On my latest short story, I didn’t get why this nice guy at first was becoming ever-more a wise-cracking but lovable douche (apologies in advance to anyone his type, he just is a wise-cracking, lovable douche). Enter the Myers-Briggs Personality Test.
The Myers-Briggs Personality Test is often used in workplaces to evaluate potential hires or to understand conflicts between employees. It helps for a boss to understand that her own personality type is this, while that obnoxious employee is that, so to get the employee to do this, I need to motivate them by doing that.
See any application to being a writer? It’s a little easier to be the boss when you understand that you can’t make your character do anything they just wouldn’t do, and to understand it on a deep level by learning about who they are.
So, I highly recommend you take the test yourself to understand the procedure before you take it as a character. (If you’re an INFP put your hand up!… alone, in your room, and be embarrassed about it, then be my friend… virtually, of course… don’t come visit).
**Note: This probably won’t work until the characters have become something else, i.e., are no longer a reflection of yourself or based off your college roommate.**
Photo credit: Internet Archive Book Images
The Myers-Briggs Personality Test
Myers-Briggs classifies 16 personality types grouped into four groups:
The Analysts:
INTJ: “Architect” — Imaginative and strategic thinkers, with a plan for everything.
INTP: “Logician” — Innovative inventors with an unquenchable thirst for knowledge.
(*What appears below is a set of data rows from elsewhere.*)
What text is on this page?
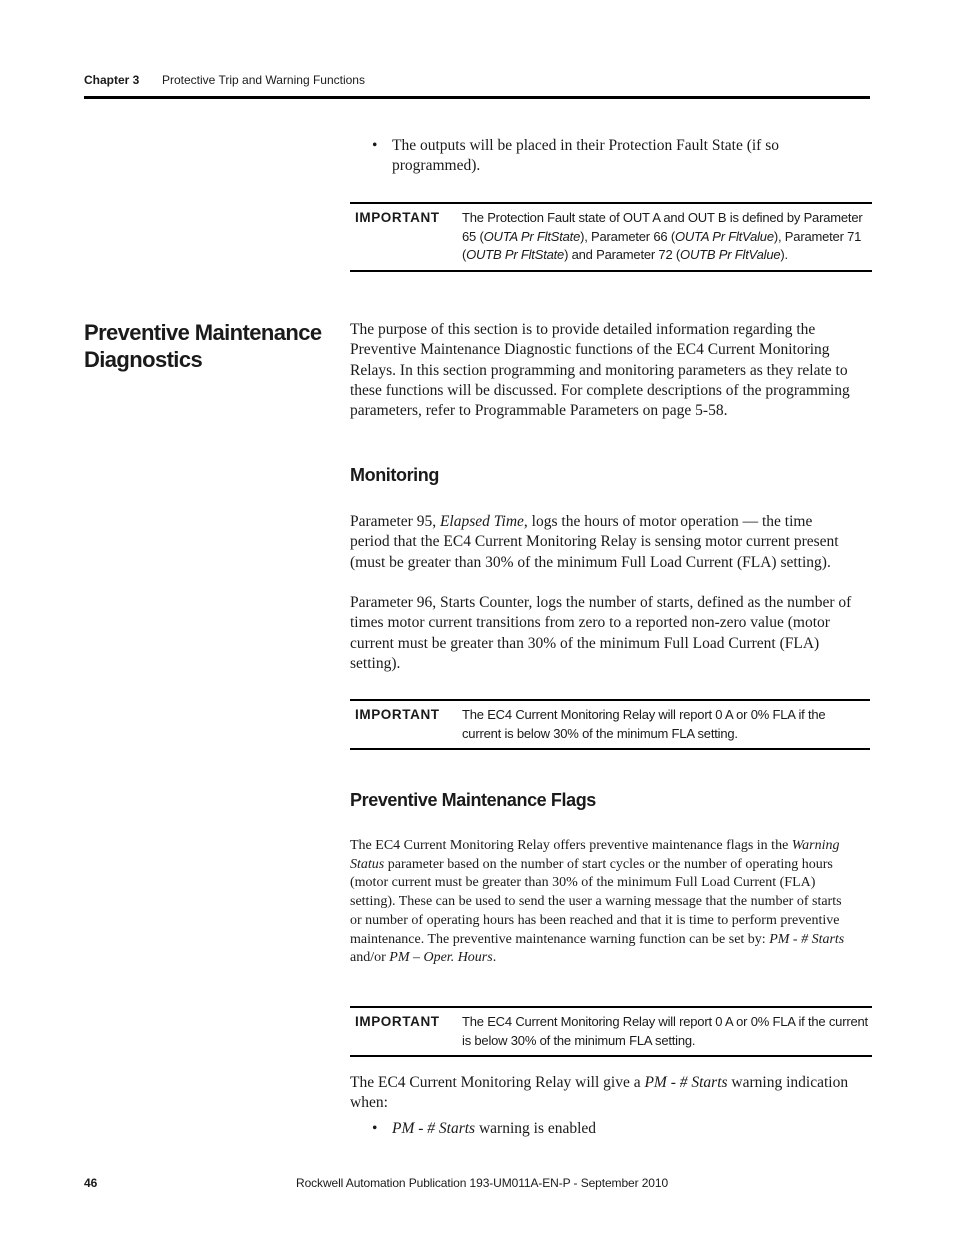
Chapter 3 Protective Trip and Warning Functions
• The outputs will be placed in their Protection Fault State (if so
programmed).
IMPORTANT The Protection Fault state of OUT A and OUT B is defined by Parameter
65 (OUTA Pr FltState), Parameter 66 (OUTA Pr FltValue), Parameter 71
(OUTB Pr FltState) and Parameter 72 (OUTB Pr FltValue).
Preventive Maintenance
Diagnostics
The purpose of this section is to provide detailed information regarding the
Preventive Maintenance Diagnostic functions of the EC4 Current Monitoring
Relays. In this section programming and monitoring parameters as they relate to
these functions will be discussed. For complete descriptions of the programming
parameters, refer to Programmable Parameters on page 5-58.
Monitoring
Parameter 95, Elapsed Time, logs the hours of motor operation — the time
period that the EC4 Current Monitoring Relay is sensing motor current present
(must be greater than 30% of the minimum Full Load Current (FLA) setting).
Parameter 96, Starts Counter, logs the number of starts, defined as the number of
times motor current transitions from zero to a reported non-zero value (motor
current must be greater than 30% of the minimum Full Load Current (FLA)
setting).
IMPORTANT The EC4 Current Monitoring Relay will report 0 A or 0% FLA if the
current is below 30% of the minimum FLA setting.
Preventive Maintenance Flags
The EC4 Current Monitoring Relay offers preventive maintenance flags in the Warning
Status parameter based on the number of start cycles or the number of operating hours
(motor current must be greater than 30% of the minimum Full Load Current (FLA)
setting). These can be used to send the user a warning message that the number of starts
or number of operating hours has been reached and that it is time to perform preventive
maintenance. The preventive maintenance warning function can be set by: PM - # Starts
and/or PM – Oper. Hours.
IMPORTANT The EC4 Current Monitoring Relay will report 0 A or 0% FLA if the current
is below 30% of the minimum FLA setting.
The EC4 Current Monitoring Relay will give a PM - # Starts warning indication
when:
• PM - # Starts warning is enabled
46	Rockwell Automation Publication 193-UM011A-EN-P - September 2010
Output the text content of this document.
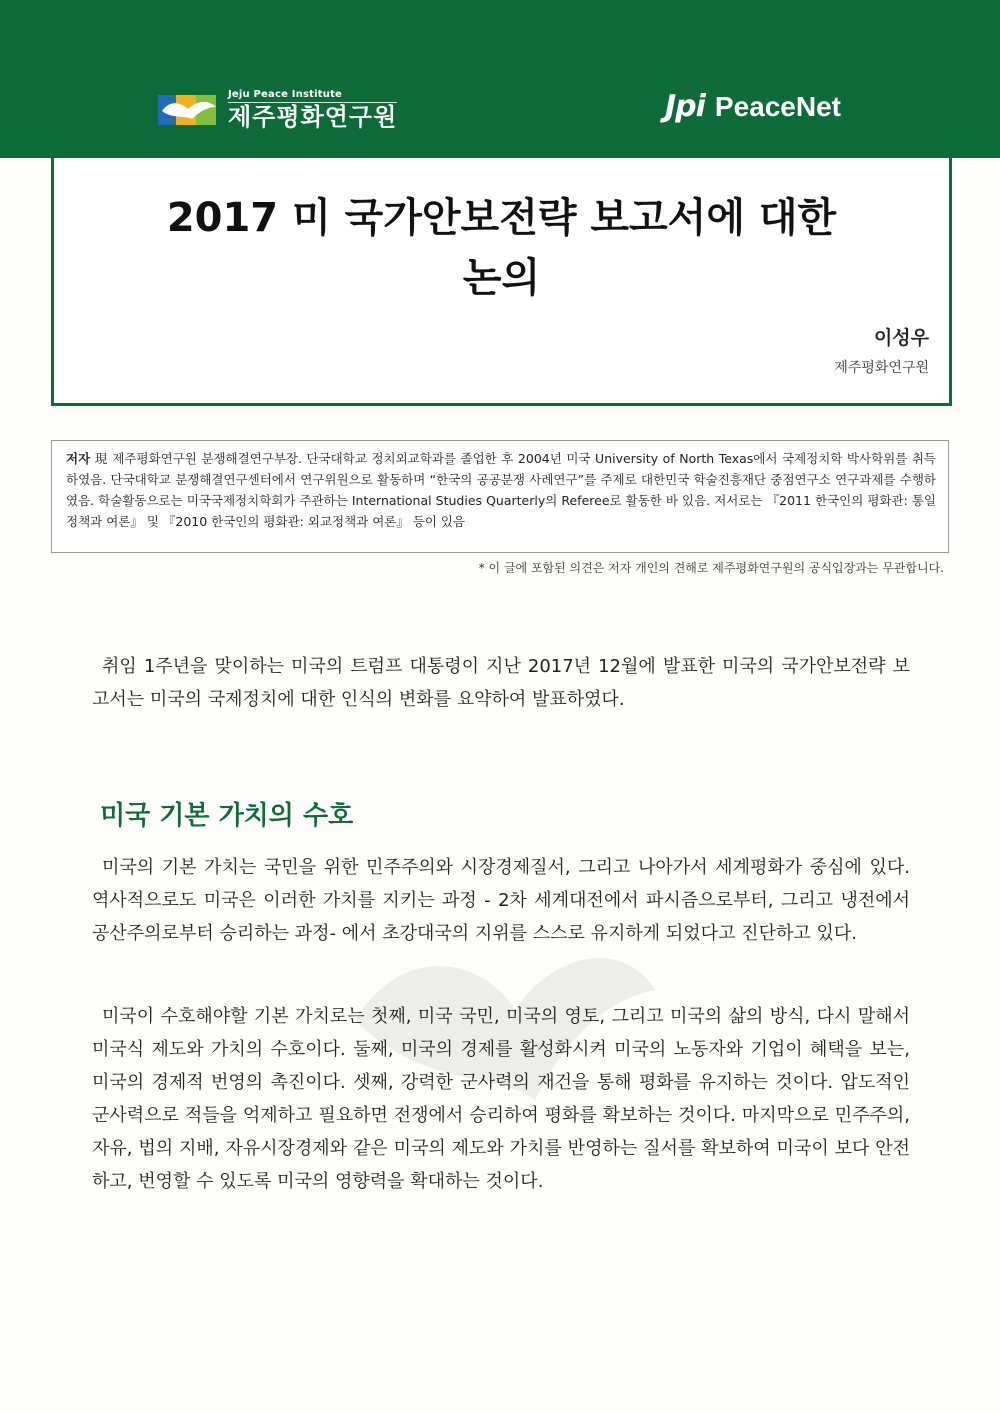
Jeju Peace Institute
제주평화연구원	Jpi PeaceNet
2017 미 국가안보전략 보고서에 대한
논의
이성우
제주평화연구원
저자 現 제주평화연구원 분쟁해결연구부장. 단국대학교 정치외교학과를 졸업한 후 2004년 미국 University of North Texas에서 국제정치학 박사학위를 취득하였음. 단국대학교 분쟁해결연구센터에서 연구위원으로 활동하며 “한국의 공공분쟁 사례연구”를 주제로 대한민국 학술진흥재단 중점연구소 연구과제를 수행하였음. 학술활동으로는 미국국제정치학회가 주관하는 International Studies Quarterly의 Referee로 활동한 바 있음. 저서로는 『2011 한국인의 평화관: 통일정책과 여론』 및 『2010 한국인의 평화관: 외교정책과 여론』 등이 있음
* 이 글에 포함된 의견은 저자 개인의 견해로 제주평화연구원의 공식입장과는 무관합니다.
취임 1주년을 맞이하는 미국의 트럼프 대통령이 지난 2017년 12월에 발표한 미국의 국가안보전략 보고서는 미국의 국제정치에 대한 인식의 변화를 요약하여 발표하였다.
미국 기본 가치의 수호
미국의 기본 가치는 국민을 위한 민주주의와 시장경제질서, 그리고 나아가서 세계평화가 중심에 있다. 역사적으로도 미국은 이러한 가치를 지키는 과정 - 2차 세계대전에서 파시즘으로부터, 그리고 냉전에서 공산주의로부터 승리하는 과정- 에서 초강대국의 지위를 스스로 유지하게 되었다고 진단하고 있다.
미국이 수호해야할 기본 가치로는 첫째, 미국 국민, 미국의 영토, 그리고 미국의 삶의 방식, 다시 말해서 미국식 제도와 가치의 수호이다. 둘째, 미국의 경제를 활성화시켜 미국의 노동자와 기업이 혜택을 보는, 미국의 경제적 번영의 촉진이다. 셋째, 강력한 군사력의 재건을 통해 평화를 유지하는 것이다. 압도적인 군사력으로 적들을 억제하고 필요하면 전쟁에서 승리하여 평화를 확보하는 것이다. 마지막으로 민주주의, 자유, 법의 지배, 자유시장경제와 같은 미국의 제도와 가치를 반영하는 질서를 확보하여 미국이 보다 안전하고, 번영할 수 있도록 미국의 영향력을 확대하는 것이다.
ENTJ: “Commander” — Bold, imaginative and strong-willed leaders, always finding a way — or making one.
ENTP: “Debater” — Smart and curious thinkers who cannot resist an intellectual challenge.
The other three groups include “Diplomats”, “Sentinels”, and “Explorers”, each containing four smaller groupings.
Each of the 16 personalities is assigned a four-letter combination. First is the Mind Aspect: I for Introverted and E for Extraverted. These essentially come down to whether social interaction energizes or exhausts them and how they interact with the world.
Next is the Energy Aspect: S for Observant or N for Intuitive. This comes down to their view of the future and whether they’re imaginative or practical.
Next is the Nature Aspect: T for Thinking and F for Feeling. This deals with sensitivity, emotions, and logic.
Finally, the Tactics Aspect: J for Judging and P for Prospecting. These deal with how we work, whether we’re decisive and organized or flexible and relaxed.
There is also the Identity Trait, assigned with either an -A, Assertive, or -T, Turbulent. This helps us to understand motivation and reactions to stress.
My complex character is an ESFP, an “Entertainer”. I don’t know if you could find a more opposite personality. Reading about his type, realizing why he keeps cracking jokes, was immensely helpful. The conflict in conversation he had with the other main character makes more sense. I don’t know her Myers-Briggs type because, although not an INFP like myself, I understand her much better. The 12- minute test made a world of difference in understanding her partner.
If you are struggling with a character, take the Myers-Briggs test. It’s free, takes 12 minutes, and improves your ability to develop plot, dialogue, emotions, everything.